Now as we're going backwards, there are a lot of puzzle pieces we're trying to fit together and have make sense, so it's a great challenge to make sure that all the stuff we're doing logically tracks for what we know happens in the future of Breaking Bad. It's not a perfect science, but we're doing the best we can. I'm sure we'll make some mistakes along the way, but we've got a great team who keeps track of all of the timelines and what happens when and if we do try to do something, have a character cross paths with another character that does make sense in the Breaking Bad universe, somebody will usually flag it and say, "Guys, we can't do this."
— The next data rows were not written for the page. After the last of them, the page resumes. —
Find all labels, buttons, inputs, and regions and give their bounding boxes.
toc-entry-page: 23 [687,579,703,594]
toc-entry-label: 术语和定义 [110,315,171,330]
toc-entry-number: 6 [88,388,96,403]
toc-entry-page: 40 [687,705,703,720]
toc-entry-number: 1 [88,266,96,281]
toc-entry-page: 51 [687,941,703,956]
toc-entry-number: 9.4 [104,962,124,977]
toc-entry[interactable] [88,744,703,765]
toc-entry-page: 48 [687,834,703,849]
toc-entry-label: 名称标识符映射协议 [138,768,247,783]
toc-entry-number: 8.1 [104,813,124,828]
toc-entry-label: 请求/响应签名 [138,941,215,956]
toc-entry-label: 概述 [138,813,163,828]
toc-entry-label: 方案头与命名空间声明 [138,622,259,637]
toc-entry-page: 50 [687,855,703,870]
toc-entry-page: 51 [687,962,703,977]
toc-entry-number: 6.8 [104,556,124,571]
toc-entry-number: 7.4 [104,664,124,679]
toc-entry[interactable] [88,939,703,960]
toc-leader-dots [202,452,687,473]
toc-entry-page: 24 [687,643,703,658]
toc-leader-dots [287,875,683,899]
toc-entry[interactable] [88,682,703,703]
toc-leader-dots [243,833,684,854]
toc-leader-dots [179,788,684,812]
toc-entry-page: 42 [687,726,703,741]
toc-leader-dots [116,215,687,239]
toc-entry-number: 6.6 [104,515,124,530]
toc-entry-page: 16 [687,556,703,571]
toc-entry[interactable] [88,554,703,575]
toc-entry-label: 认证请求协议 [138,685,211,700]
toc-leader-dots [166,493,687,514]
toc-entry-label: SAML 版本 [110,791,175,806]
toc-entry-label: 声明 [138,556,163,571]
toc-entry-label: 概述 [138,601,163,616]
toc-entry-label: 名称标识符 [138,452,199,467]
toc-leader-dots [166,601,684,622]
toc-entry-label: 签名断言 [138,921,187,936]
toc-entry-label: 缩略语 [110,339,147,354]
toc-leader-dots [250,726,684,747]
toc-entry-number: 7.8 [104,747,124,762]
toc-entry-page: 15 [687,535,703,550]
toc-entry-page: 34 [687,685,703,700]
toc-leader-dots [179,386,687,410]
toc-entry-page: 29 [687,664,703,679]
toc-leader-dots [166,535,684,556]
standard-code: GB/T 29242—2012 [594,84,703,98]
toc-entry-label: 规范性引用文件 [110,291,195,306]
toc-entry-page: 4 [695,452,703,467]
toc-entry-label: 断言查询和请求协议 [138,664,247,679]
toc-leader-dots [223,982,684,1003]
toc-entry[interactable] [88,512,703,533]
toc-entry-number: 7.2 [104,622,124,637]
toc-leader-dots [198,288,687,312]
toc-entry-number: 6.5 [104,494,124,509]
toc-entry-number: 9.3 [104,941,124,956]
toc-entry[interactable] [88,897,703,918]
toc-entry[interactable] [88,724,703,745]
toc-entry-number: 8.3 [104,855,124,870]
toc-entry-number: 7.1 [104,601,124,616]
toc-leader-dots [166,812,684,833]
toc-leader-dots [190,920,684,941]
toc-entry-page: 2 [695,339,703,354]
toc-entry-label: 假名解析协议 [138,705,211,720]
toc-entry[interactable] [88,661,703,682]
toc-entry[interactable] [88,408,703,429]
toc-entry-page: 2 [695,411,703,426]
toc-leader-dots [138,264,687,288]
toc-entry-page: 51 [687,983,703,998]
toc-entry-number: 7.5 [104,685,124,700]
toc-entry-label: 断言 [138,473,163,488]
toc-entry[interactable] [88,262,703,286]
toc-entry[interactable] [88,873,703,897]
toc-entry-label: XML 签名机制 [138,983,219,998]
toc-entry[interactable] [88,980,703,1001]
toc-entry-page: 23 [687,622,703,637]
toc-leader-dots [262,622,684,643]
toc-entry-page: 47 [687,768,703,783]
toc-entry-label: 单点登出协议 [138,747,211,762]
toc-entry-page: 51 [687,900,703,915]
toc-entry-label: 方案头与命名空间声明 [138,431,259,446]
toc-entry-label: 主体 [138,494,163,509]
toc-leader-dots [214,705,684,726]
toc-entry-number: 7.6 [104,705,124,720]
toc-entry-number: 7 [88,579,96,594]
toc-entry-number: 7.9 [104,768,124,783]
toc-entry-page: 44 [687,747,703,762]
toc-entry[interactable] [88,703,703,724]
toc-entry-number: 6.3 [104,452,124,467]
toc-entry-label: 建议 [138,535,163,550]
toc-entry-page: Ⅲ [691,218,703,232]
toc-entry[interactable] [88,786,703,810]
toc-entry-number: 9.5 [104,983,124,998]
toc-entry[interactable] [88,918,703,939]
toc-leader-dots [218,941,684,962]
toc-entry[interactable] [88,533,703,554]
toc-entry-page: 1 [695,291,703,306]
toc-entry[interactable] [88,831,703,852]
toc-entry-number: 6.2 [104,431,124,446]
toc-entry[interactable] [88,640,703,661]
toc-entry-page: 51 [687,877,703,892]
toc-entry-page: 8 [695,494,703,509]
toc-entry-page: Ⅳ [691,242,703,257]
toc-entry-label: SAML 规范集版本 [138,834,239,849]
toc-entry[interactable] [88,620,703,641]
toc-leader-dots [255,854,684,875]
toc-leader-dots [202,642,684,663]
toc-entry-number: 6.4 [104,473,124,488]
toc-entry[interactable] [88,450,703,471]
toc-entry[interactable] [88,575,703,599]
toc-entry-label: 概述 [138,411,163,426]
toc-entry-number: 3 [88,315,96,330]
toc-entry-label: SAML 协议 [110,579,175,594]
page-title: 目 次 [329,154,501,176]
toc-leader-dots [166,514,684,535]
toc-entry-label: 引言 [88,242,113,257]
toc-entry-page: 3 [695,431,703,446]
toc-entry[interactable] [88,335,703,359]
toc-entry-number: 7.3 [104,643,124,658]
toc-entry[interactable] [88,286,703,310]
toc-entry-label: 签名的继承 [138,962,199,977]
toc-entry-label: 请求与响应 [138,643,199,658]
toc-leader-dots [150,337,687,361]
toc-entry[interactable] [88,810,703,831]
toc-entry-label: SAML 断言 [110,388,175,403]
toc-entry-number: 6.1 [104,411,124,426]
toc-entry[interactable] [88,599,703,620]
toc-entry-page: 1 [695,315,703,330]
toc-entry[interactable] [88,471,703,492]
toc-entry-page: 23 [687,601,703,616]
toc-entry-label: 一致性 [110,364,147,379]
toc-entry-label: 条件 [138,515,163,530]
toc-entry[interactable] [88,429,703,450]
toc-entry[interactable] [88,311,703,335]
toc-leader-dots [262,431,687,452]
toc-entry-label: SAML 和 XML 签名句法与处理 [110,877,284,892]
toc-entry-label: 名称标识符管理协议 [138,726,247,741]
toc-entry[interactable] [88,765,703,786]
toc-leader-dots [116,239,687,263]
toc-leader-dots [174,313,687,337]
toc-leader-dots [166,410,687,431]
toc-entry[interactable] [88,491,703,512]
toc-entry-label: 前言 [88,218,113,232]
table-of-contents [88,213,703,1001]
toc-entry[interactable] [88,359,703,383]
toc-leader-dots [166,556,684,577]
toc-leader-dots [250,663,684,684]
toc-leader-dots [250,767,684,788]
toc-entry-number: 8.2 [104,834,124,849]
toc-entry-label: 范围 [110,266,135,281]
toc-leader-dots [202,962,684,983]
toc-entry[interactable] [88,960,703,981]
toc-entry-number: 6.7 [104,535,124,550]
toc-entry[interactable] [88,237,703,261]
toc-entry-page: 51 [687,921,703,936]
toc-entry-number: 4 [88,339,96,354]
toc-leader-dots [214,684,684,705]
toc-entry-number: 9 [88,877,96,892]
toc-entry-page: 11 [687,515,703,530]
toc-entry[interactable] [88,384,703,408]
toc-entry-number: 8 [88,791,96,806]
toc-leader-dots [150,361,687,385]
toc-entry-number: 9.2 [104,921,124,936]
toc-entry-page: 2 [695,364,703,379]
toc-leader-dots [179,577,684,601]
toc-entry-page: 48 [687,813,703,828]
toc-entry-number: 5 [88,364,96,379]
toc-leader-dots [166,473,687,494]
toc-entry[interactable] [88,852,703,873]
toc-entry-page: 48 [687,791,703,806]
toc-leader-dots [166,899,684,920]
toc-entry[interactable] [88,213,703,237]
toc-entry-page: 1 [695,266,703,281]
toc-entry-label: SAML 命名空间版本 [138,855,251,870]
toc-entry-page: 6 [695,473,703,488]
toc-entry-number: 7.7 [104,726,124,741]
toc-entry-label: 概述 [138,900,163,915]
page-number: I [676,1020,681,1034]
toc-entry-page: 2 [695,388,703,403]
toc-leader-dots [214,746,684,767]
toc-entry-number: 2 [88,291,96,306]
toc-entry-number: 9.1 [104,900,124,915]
In terms of tracking and arcing, do you think the scenes with Gus and Hector and then Gus and Mike show differences between Breaking Bad Gus and Saul Gus?
Gus, he plays a long game and he moves at an iceberg pace. I don't know how different he is in the Better Call Saul universe as compared to the Breaking Bad universe. He plays a very long game and I think we're just seeing him, in this episode, setting up some pieces that he needs to set up as far as having Mike screw with Hector's supply chain and forcing Hector to come to him and demand that Gus carry his product. When he crumples up that aluminum foil and makes that basketball shot, we sort of know that he's manipulating this, that everything he wanted to happen has happened. He goes to Mike and says, "What you did for me was a great service, more than you can know."